In fine, to oversimply the relation with a false division: the partial is evil, the whole is good. Individual strife divides, universal love unites, and so on. We are exiles not from Tibet, Israel, Cuba and the like, which are collective forms of alienation; no, we are exiled from the One, the Origin, the All, the Whole and the like - disagreement over the appropriateness of the terms is yet another form of the divisiveness plaguing us since we fell from grace.

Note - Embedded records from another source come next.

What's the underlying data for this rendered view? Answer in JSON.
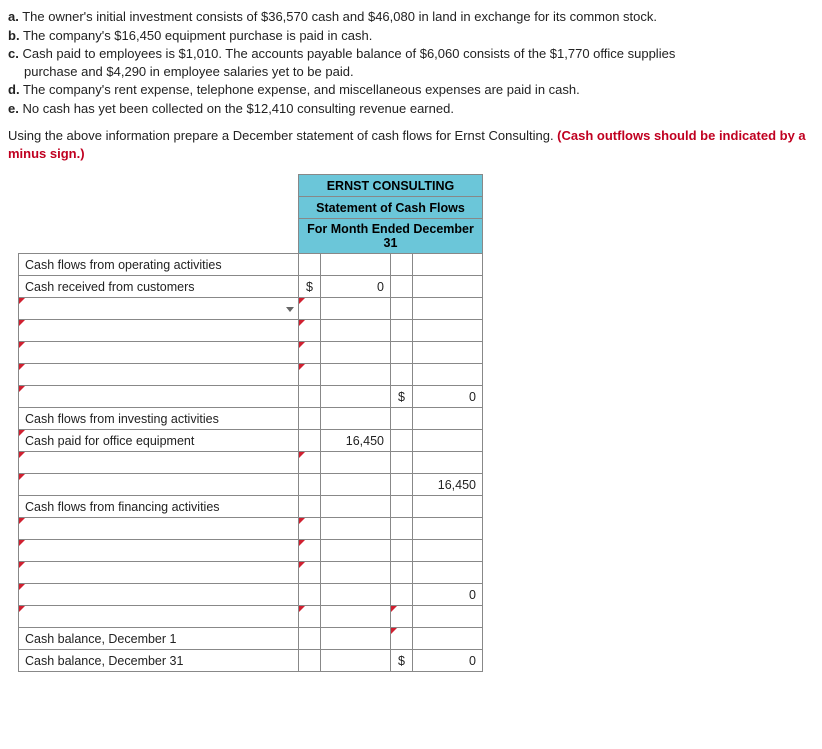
{
  "items": {
    "a": {
      "label": "a.",
      "text": "The owner's initial investment consists of $36,570 cash and $46,080 in land in exchange for its common stock."
    },
    "b": {
      "label": "b.",
      "text": "The company's $16,450 equipment purchase is paid in cash."
    },
    "c": {
      "label": "c.",
      "text1": "Cash paid to employees is $1,010. The accounts payable balance of $6,060 consists of the $1,770 office supplies",
      "text2": "purchase and $4,290 in employee salaries yet to be paid."
    },
    "d": {
      "label": "d.",
      "text": "The company's rent expense, telephone expense, and miscellaneous expenses are paid in cash."
    },
    "e": {
      "label": "e.",
      "text": "No cash has yet been collected on the $12,410 consulting revenue earned."
    }
  },
  "instruction": {
    "main": "Using the above information prepare a December statement of cash flows for Ernst Consulting. ",
    "red": "(Cash outflows should be indicated by a minus sign.)"
  },
  "headers": {
    "company": "ERNST CONSULTING",
    "title": "Statement of Cash Flows",
    "period": "For Month Ended December 31"
  },
  "rows": {
    "op_header": "Cash flows from operating activities",
    "op_r1_label": "Cash received from customers",
    "op_r1_sym": "$",
    "op_r1_val": "0",
    "op_total_sym": "$",
    "op_total_val": "0",
    "inv_header": "Cash flows from investing activities",
    "inv_r1_label": "Cash paid for office equipment",
    "inv_r1_val": "16,450",
    "inv_total_val": "16,450",
    "fin_header": "Cash flows from financing activities",
    "fin_total_val": "0",
    "bal_begin": "Cash balance, December 1",
    "bal_end": "Cash balance, December 31",
    "bal_end_sym": "$",
    "bal_end_val": "0"
  }
}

Of course the universal needs a symbol: a god, a Buddha, a monarch, a dalai lama, a dictator, and the like. The exiled monarch of Tibet came to South Florida with the traditional advice, to purge ourselves of the negative emotions of individual animosity, and to fulfill our ourselves with compassion and love. Once this objective is accomplished, once we have disarmed ourselves internally, world peace will of course be achieved. After we tear down the fences of individuality, we will then be, so to speak, at one with one another. Perhaps it is no small coincidence that the Dalai Lama appeared with the hurricanes, just before the Jewish Day of Atonement. Just as the hurricanes exiled or devastated the land that the community might be rebuilt, the Dalai Lama set about exiling or annihilating the self that we might be whole again.